C’est dans cet esprit de dialogue que nous proposons ici
quelques réflexions autour du contenu doctrinal de la lettre des 138
musulmans et de la réponse de Benoît XVI.
1 –L’amour du Dieu unique :
Sur l’Unité divine, la Lettre des 138 musulmans cite la sourate 112 du
Coran, intitulée « le culte pur ». Cette sourate brève et lapidaire
clôt doctrinalement le recueil coranique (les deux
dernières sont des prières sans doute ajoutées). L’unicité divine
absolue y est fortement affirmée. En islam, tout ce qui porte atteinte à
cette unicité est dénoncé comme de « l’associationisme »
(qui s'écrit aussi associationnisme) ( shirk).
Historiquement, ce reproche concerne les polythéistes de la Mecque, mais
aussi le monothéisme « douteux » des chrétiens. Sur l’amour de Dieu, le
Coran dit : « Invoque sans cesse le Nom de ton Seigneur et communie
intensément avec Lui » (73, 8). Aimer Dieu,
en islam, c’est Lui être totalement dévoué. Non seulement adorer le seul
Dieu, mais n’adorer que Dieu Seul. Dans la langue arabe, le mot mahhaba
(amour) est employé par la Bible pour nommer
Dieu (Dieu est amour, St Jean 4,8). Le Coran
emploie des Noms divins équivalents, comme Al-Wadûd, le Très aimant.
Sur l’amour du Dieu unique dans la Bible, la Lettre des 138 musulmans se
plait à citer l’évangile de Marc (12, 29-31)
qui fait précéder les Deux commandements de l’amour par la grande profession
de foi juive : « Écoute Israël, le Seigneur notre Dieu, le Seigneur est
Un ».
2- L’amour du prochain :
Selon l’enseignement de Jésus, l’amour du prochain est inséparable de
l’amour de Dieu : « Il n’y a pas de commandement plus grand que ceux-là
». C’est un hadîth – une parole attribuée à Mohammed – que cite
la Lettre des 138 musulmans pour exprimer l’amour du prochain : « Aucun
d’entre vous n’est croyant tant que vous n’aimerez pas pour votre prochain
ce que vous aimez pour vous-mêmes ». Par voie de conséquence, «
la justice et la liberté de religion sont des aspects centraux de l’amour
du prochain ».
Quelques remarques s’imposent ici :
Selon la Lettre des 138 musulmans, la Torah, l’Évangile et le Coran se
rejoignent dans la croyance en l’Unité divine révélée par Dieu lui-même. Il
ne s’agit pas d’une approche philosophique, mais théologique. La notion de
révélation et la nomination de Dieu sont ici des questions à débattre.

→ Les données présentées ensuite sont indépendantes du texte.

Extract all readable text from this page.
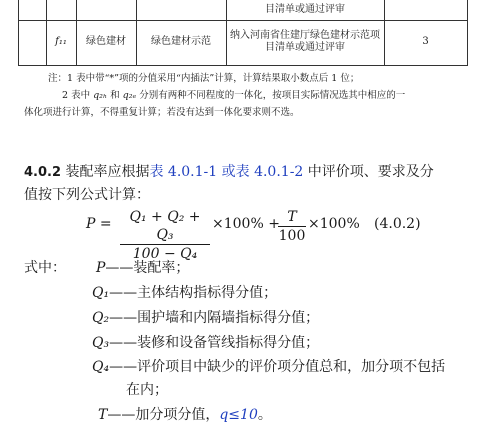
目清单或通过评审
f₁₁	绿色建材	绿色建材示范
纳入河南省住建厅绿色建材示范项
目清单或通过评审
3
注：1 表中带“*”项的分值采用“内插法”计算，计算结果取小数点后 1 位；
2 表中 q₂ₕ 和 q₂ₑ 分别有两种不同程度的一体化，按项目实际情况选其中相应的一
体化项进行计算，不得重复计算；若没有达到一体化要求则不选。
4.0.2 装配率应根据表 4.0.1-1 或表 4.0.1-2 中评价项、要求及分
值按下列公式计算：
$P = \frac{\text{Q₁ + Q₂ + Q₃}}{\text{100 − Q₄}} \times 100\%$ +
$\frac{T}{100} \times 100\%$ (4.0.2)
式中： P——装配率；
Q₁——主体结构指标得分值；
Q₂——围护墙和内隔墙指标得分值；
Q₃——装修和设备管线指标得分值；
Q₄——评价项目中缺少的评价项分值总和，加分项不包括
在内；
T——加分项分值，q≤10。
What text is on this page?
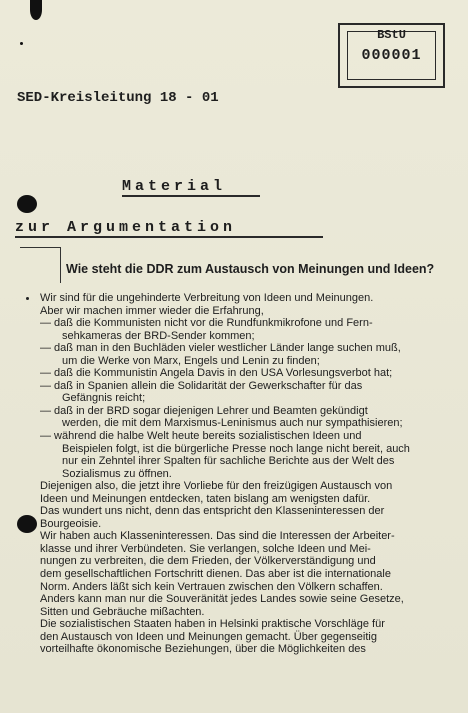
BStU
000001
SED-Kreisleitung 18 - 01
Material
zur Argumentation
Wie steht die DDR zum Austausch von Meinungen und Ideen?
Wir sind für die ungehinderte Verbreitung von Ideen und Meinungen.
Aber wir machen immer wieder die Erfahrung,
— daß die Kommunisten nicht vor die Rundfunkmikrofone und Fern-
sehkameras der BRD-Sender kommen;
— daß man in den Buchläden vieler westlicher Länder lange suchen muß,
um die Werke von Marx, Engels und Lenin zu finden;
— daß die Kommunistin Angela Davis in den USA Vorlesungsverbot hat;
— daß in Spanien allein die Solidarität der Gewerkschafter für das
Gefängnis reicht;
— daß in der BRD sogar diejenigen Lehrer und Beamten gekündigt
werden, die mit dem Marxismus-Leninismus auch nur sympathisieren;
— während die halbe Welt heute bereits sozialistischen Ideen und
Beispielen folgt, ist die bürgerliche Presse noch lange nicht bereit, auch
nur ein Zehntel ihrer Spalten für sachliche Berichte aus der Welt des
Sozialismus zu öffnen.
Diejenigen also, die jetzt ihre Vorliebe für den freizügigen Austausch von
Ideen und Meinungen entdecken, taten bislang am wenigsten dafür.
Das wundert uns nicht, denn das entspricht den Klasseninteressen der
Bourgeoisie.
Wir haben auch Klasseninteressen. Das sind die Interessen der Arbeiter-
klasse und ihrer Verbündeten. Sie verlangen, solche Ideen und Mei-
nungen zu verbreiten, die dem Frieden, der Völkerverständigung und
dem gesellschaftlichen Fortschritt dienen. Das aber ist die internationale
Norm. Anders läßt sich kein Vertrauen zwischen den Völkern schaffen.
Anders kann man nur die Souveränität jedes Landes sowie seine Gesetze,
Sitten und Gebräuche mißachten.
Die sozialistischen Staaten haben in Helsinki praktische Vorschläge für
den Austausch von Ideen und Meinungen gemacht. Über gegenseitig
vorteilhafte ökonomische Beziehungen, über die Möglichkeiten des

Le reproche coranique et traditionnel de trithéisme et d’associationisme à
l’encontre des chrétiens est passé sous silence. Toute une littérature
polémique semble ainsi abandonnée.
Les Écritures saintes (juive et chrétienne)
sont réhabilitées. Elles sont citées abondamment, avec un souci d’exactitude
exemplaire. Ici encore, la théorie traditionnelle de la falsification des
Écritures antérieures au Coran est de fait abandonnée.
L’islam est présenté comme un rappel de la révélation judéo-chrétienne, non
comme une nouveauté qui apporterait « un plus » à cette révélation.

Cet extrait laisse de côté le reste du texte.